August 17th was an anniversary of sorts. It marked my last trip to the Emergency Room for an unidentified stomach illness. I didn’t think about it until that morning. Nearly on cue, my good friend Jess (who was with me in the ER), texted me her recollection of the day. 

Her texts mirrored my own thoughts and feelings. It was horrible, yes. But, the Lord won the moment. His goodness endures. My next thought was,”People might want to know this story and see God’s goodness.After a few edits to some screenshots of Jess’ texts, I proudly posted the story to Instagram. 

The response…was not what I expected, or wanted. Most people seemed to offer pity, and some even seemed annoyed,”You never told me this.” By the end of the day I decided to take the post down. (Only to put it back up.) Whatever I thought it might accomplish did not happen.
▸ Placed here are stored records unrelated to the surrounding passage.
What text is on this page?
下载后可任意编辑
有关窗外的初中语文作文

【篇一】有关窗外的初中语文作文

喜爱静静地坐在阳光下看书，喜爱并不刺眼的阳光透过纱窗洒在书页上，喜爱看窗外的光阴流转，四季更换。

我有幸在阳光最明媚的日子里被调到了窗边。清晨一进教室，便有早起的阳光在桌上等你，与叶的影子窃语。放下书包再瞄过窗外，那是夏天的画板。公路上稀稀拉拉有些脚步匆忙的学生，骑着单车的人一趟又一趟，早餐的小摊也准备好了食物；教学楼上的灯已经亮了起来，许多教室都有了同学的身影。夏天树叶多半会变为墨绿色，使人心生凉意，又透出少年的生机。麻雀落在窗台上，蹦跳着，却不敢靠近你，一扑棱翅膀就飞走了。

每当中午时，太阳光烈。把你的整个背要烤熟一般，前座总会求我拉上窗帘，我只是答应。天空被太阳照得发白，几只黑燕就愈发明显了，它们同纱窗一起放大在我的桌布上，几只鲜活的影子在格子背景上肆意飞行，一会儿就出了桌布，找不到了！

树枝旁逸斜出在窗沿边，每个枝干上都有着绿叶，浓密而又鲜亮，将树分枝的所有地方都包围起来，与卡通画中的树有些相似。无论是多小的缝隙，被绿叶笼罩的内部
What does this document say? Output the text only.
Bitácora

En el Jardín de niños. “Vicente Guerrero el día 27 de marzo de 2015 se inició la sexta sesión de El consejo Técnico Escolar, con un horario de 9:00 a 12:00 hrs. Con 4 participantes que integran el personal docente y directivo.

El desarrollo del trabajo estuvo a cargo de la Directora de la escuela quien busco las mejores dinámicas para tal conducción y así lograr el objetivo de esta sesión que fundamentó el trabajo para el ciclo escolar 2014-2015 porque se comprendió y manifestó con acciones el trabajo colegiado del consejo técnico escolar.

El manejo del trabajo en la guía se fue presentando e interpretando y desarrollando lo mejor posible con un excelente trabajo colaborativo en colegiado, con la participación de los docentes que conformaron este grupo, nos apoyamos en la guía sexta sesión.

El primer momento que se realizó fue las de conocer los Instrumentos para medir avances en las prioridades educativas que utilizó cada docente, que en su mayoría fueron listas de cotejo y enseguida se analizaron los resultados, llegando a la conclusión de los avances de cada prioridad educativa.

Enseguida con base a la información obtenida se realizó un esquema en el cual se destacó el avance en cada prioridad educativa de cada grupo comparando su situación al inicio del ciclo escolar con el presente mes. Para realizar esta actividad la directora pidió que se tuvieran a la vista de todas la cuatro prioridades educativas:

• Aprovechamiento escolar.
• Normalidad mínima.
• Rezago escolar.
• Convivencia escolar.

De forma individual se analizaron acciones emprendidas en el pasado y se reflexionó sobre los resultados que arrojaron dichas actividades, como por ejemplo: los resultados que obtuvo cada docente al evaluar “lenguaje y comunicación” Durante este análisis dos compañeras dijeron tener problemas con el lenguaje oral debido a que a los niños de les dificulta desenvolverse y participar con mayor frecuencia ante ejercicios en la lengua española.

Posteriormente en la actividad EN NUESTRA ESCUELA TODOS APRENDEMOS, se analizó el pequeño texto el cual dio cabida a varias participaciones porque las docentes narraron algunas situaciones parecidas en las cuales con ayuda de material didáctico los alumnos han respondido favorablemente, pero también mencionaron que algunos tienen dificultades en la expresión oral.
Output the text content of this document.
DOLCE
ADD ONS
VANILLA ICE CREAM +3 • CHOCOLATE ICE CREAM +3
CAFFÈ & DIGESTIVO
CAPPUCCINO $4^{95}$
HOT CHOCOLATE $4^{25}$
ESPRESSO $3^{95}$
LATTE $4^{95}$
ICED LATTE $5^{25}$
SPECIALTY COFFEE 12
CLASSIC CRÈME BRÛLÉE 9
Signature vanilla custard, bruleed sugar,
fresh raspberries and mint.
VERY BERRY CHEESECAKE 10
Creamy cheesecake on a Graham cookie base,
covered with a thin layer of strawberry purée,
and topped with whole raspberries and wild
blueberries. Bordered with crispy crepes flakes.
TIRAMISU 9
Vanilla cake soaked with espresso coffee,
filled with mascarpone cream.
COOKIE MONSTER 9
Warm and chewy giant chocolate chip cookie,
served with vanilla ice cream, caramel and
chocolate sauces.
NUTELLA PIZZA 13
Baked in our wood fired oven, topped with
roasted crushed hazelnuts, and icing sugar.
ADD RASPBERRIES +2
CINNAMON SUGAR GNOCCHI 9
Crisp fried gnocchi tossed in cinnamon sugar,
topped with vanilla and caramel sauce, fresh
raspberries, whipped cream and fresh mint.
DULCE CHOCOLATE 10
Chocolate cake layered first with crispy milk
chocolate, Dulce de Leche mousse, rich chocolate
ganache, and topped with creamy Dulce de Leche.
My attempt to encourage people in the Lord failed.

I was discouraged. Why did people focus on the gory details and not the triumph of love and grace? Why are their heads down? I started judging people for looking at the wrong details of my story, but the Lord reeled me in. 

1) I have no idea what any of these people, my friends, are going through, or what their reactions indicate about their emotional, mental, spiritual status.

2) Who am I to judge? EVEN IF some of them can’t see the God’s glory, don’t they need good stories more than ever? Who am I?

3) It’s the next step in the maturation, man. You will always and forever be misunderstood. That’s life. Not a deal breaker, or anything to be offended by. It’s not about you…remember?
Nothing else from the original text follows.